The Court rules in favor of Prudential’s disability termination.

While the court felt sympathy for Richards’ troubles, the Court’s decision could not be based upon emotion. This case was not about whether Richards had fibromyalgia or chronic fatigue immune dysfunction. The case was about whether Richards provided sufficient proof to Prudential that he was unable to perform any of the sedentary jobs for which he was qualified. The court reviewed the record and found that Richards had failed to do this. The court had no choice but to uphold Prudential’s decision and affirm the decision of the District Court.

Practical Tip: Many claimants do not realize that disability insurance benefits are evaluated on a monthly basis by disability insurance companies.

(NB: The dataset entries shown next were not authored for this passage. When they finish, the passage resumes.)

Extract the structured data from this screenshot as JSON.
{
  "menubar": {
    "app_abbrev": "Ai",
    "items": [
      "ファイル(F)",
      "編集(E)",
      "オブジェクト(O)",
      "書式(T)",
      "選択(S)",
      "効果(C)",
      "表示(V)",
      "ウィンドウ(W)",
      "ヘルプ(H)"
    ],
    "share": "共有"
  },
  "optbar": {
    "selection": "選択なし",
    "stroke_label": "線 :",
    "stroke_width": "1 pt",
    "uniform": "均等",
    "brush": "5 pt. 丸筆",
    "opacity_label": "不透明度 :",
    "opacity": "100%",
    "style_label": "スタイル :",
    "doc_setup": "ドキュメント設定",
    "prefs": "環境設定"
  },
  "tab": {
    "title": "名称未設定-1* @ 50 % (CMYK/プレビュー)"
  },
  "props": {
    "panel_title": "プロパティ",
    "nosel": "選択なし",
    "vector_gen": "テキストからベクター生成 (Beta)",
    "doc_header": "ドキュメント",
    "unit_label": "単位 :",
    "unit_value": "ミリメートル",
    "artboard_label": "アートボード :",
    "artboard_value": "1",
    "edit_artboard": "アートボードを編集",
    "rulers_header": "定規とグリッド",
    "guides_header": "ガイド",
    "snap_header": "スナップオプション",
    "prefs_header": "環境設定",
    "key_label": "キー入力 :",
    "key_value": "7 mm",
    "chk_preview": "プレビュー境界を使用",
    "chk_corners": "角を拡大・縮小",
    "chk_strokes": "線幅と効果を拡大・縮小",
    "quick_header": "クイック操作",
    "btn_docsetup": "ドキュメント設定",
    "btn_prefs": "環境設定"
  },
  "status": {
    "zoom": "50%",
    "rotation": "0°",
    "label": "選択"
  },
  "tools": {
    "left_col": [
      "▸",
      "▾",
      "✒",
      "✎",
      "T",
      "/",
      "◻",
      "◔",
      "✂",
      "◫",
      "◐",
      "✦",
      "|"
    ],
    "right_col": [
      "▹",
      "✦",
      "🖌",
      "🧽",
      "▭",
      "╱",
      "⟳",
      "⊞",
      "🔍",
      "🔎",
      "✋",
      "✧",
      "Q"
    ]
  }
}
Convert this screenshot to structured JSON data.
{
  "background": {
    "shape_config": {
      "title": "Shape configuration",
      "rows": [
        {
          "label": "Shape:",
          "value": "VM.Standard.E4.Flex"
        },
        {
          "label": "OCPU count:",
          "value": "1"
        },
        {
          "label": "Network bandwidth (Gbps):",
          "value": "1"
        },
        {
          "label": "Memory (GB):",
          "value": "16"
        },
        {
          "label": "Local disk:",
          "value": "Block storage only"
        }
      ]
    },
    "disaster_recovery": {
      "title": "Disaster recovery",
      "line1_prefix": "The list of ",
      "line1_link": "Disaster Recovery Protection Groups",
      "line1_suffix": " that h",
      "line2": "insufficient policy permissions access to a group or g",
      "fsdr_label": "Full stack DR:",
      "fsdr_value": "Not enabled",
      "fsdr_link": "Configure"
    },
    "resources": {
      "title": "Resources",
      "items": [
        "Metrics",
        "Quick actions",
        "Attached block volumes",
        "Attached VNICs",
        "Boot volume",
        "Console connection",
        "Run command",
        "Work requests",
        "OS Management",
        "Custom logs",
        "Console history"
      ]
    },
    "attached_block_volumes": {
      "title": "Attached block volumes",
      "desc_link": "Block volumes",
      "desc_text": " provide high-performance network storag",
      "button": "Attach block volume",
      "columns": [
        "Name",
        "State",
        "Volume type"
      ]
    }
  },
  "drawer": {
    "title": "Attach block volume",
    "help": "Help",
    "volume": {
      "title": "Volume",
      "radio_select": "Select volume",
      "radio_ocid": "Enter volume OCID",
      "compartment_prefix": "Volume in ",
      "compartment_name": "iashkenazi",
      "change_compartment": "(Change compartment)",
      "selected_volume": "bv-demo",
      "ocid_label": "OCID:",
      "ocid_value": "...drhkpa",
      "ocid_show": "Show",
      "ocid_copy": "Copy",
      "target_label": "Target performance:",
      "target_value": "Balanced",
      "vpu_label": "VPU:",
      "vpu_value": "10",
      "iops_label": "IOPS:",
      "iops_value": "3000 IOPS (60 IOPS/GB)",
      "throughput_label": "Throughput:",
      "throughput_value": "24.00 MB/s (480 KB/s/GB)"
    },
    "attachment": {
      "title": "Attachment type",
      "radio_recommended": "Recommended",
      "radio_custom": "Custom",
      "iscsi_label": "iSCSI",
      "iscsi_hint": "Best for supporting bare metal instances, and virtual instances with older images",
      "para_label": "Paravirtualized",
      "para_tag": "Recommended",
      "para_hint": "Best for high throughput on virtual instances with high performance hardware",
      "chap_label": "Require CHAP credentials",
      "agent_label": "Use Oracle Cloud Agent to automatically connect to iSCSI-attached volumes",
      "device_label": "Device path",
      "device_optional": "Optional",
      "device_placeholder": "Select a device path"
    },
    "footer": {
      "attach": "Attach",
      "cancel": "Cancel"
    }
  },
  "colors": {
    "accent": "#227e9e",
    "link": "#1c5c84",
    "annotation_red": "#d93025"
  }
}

I have seen cases in which benefits have been denied to a claimant after receiving benefits for 18 years. In order to help avoid denial by a disability insurance company here are a few actions a claimant can take:

  1. See your treating physicians at least once every 3 months;
  2. Make sure your treating physician is documenting all of your restrictions and limitation in detail. It is not enough for your doctor say that you cannot work. Your medical records should be reviewed regularly;
  3. Complete any diagnostic test which are recommended by your doctor. If your doctor has not performed any objective diagnostic testing, you should ask your doctor to have objective testing completed so that you can further document your disability. Be aware that if the test results do not support your disability, then the insurance company may use this information against you. If it has been more than 2 years since conducting diagnostic test, then the test should be repeated. ;
  4. Keep a daily or weekly journal of activities that cause pain;
  5. Take photographs of any swelling or videotape yourself on days you are experiencing disabling pain.